Despite the publicity around SolarWinds, the fact adversaries were running rampant through Microsoft’s cloud and went relatively unnoticed was not well understood by a public conditioned to believe that the activity centered around SolarWinds. This goes back to our CEO Steve Jones perspective on the cloud’s unanticipated vulnerabilities in that breach. The reality, however, is stark: Application access policies were being abused to obtain sensitive information such as emails. Organizations that had built up a traditional approach to privileged access as an extension of user identities were unprepared for the fact that those privileges extended into the abstraction of application level access, and had to be monitored completely separately with a completely separate set of rules.
Microsoft downplays the impact
The most recent Chinese hacking campaign involves a vulnerability that was discovered allowing them to forge authentication tokens, and from there they were discovered abusing application access policies to retrieve customer data. If you had read Microsoft’s statement you might be forgiven for thinking that the problem was quickly identified, mitigated, and posed no future risk to customers. The advisory given by CISA tells a slightly different story.

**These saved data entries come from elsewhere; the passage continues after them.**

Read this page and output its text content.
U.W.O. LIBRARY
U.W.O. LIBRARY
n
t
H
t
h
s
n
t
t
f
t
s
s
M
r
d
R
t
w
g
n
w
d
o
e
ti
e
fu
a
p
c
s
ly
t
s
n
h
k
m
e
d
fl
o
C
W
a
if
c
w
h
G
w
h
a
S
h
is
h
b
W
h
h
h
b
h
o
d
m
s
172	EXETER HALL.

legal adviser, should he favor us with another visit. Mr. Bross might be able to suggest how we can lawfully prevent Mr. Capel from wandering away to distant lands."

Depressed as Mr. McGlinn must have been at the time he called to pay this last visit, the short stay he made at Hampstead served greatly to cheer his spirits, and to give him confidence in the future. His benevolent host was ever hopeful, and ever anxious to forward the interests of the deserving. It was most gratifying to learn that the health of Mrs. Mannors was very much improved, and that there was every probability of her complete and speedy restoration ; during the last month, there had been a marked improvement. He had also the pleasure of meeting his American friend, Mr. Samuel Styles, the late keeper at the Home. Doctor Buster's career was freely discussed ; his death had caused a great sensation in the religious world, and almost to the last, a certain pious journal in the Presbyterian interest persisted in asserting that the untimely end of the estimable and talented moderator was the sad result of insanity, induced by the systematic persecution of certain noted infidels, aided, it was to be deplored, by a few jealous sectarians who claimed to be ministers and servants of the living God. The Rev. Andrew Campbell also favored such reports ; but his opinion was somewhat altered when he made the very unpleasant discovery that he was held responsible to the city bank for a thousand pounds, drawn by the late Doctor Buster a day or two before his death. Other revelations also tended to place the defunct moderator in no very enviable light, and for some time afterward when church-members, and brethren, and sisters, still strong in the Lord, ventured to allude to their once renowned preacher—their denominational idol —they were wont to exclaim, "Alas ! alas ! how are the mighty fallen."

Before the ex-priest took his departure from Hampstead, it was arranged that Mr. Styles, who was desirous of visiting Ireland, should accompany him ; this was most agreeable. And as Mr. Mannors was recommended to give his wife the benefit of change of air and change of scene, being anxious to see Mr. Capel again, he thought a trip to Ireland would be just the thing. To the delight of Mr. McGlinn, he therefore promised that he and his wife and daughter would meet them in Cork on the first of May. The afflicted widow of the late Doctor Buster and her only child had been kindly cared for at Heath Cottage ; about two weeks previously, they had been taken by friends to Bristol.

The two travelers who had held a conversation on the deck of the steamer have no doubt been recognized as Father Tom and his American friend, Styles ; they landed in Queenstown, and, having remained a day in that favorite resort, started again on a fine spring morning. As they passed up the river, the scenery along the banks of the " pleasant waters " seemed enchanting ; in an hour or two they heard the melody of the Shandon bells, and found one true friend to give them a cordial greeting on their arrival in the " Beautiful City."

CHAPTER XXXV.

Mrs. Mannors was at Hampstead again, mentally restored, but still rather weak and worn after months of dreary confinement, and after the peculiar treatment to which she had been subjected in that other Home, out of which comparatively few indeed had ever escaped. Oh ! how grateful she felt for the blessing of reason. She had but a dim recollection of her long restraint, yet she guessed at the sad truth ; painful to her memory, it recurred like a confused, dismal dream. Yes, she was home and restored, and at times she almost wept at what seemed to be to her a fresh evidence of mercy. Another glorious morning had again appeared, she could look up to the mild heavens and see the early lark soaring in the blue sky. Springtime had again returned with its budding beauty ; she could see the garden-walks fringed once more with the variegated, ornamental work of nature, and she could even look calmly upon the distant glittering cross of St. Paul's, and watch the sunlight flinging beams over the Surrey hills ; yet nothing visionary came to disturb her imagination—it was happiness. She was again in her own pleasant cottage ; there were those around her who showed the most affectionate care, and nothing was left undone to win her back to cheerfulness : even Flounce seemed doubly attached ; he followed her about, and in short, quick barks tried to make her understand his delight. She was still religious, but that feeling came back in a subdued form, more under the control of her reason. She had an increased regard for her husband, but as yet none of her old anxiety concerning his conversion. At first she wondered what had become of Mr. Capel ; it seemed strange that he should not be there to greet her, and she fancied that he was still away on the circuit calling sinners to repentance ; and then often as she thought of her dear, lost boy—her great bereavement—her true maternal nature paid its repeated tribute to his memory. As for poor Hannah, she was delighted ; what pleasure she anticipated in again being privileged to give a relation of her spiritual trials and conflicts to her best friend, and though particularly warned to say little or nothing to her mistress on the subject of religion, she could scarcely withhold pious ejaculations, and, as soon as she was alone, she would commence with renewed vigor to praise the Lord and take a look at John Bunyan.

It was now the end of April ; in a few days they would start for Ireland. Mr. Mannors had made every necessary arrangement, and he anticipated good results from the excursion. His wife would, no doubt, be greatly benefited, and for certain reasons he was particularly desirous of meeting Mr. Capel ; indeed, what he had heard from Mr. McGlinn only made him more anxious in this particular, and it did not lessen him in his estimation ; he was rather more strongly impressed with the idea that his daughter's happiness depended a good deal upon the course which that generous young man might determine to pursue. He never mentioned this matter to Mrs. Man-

Still, the downplay from Microsoft is in parallel to the previous statements made by them following the SolarWinds breach which called for a “global response” to cybersecurity. They cited the example of the SolarWinds malware–while completely omitting the fact that their cloud configuration was one of the primary launch points for abuse in accessing customer data. It is clear that when it comes to your cloud’s security, Microsoft believes that it is literally anyone else’s responsibility except theirs.
What can you do
Based on the evidence available, the reality is that you are on your own. Should a similar compromise using similar vectors occur in the future, the onus will be on their customers to identify the activity — and they will have to pay for the privilege to do it, through the enablement of Premium Auditing. This by itself will not be enough to detect a compromise – you will also need to configure the rules to identify and alert on anomalous activity within your environment. To do that, you will need to follow the advice given by CISA when they say, “Understand your organization’s cloud baseline”, i.e., you need to build the rules for detection for what is and is not anomalous. We’ve seen our clients go through experiences like this, as we helped them disentangle and secure their complex environments.
What is your take on this? My two cents: As much as Microsoft states there needs to be a global response, shouldn’t there be vendor responsibility? How can the Shared Responsibility Model even work when vendors obfuscate their own security controls and leave customers to figure them out and pay extra for them?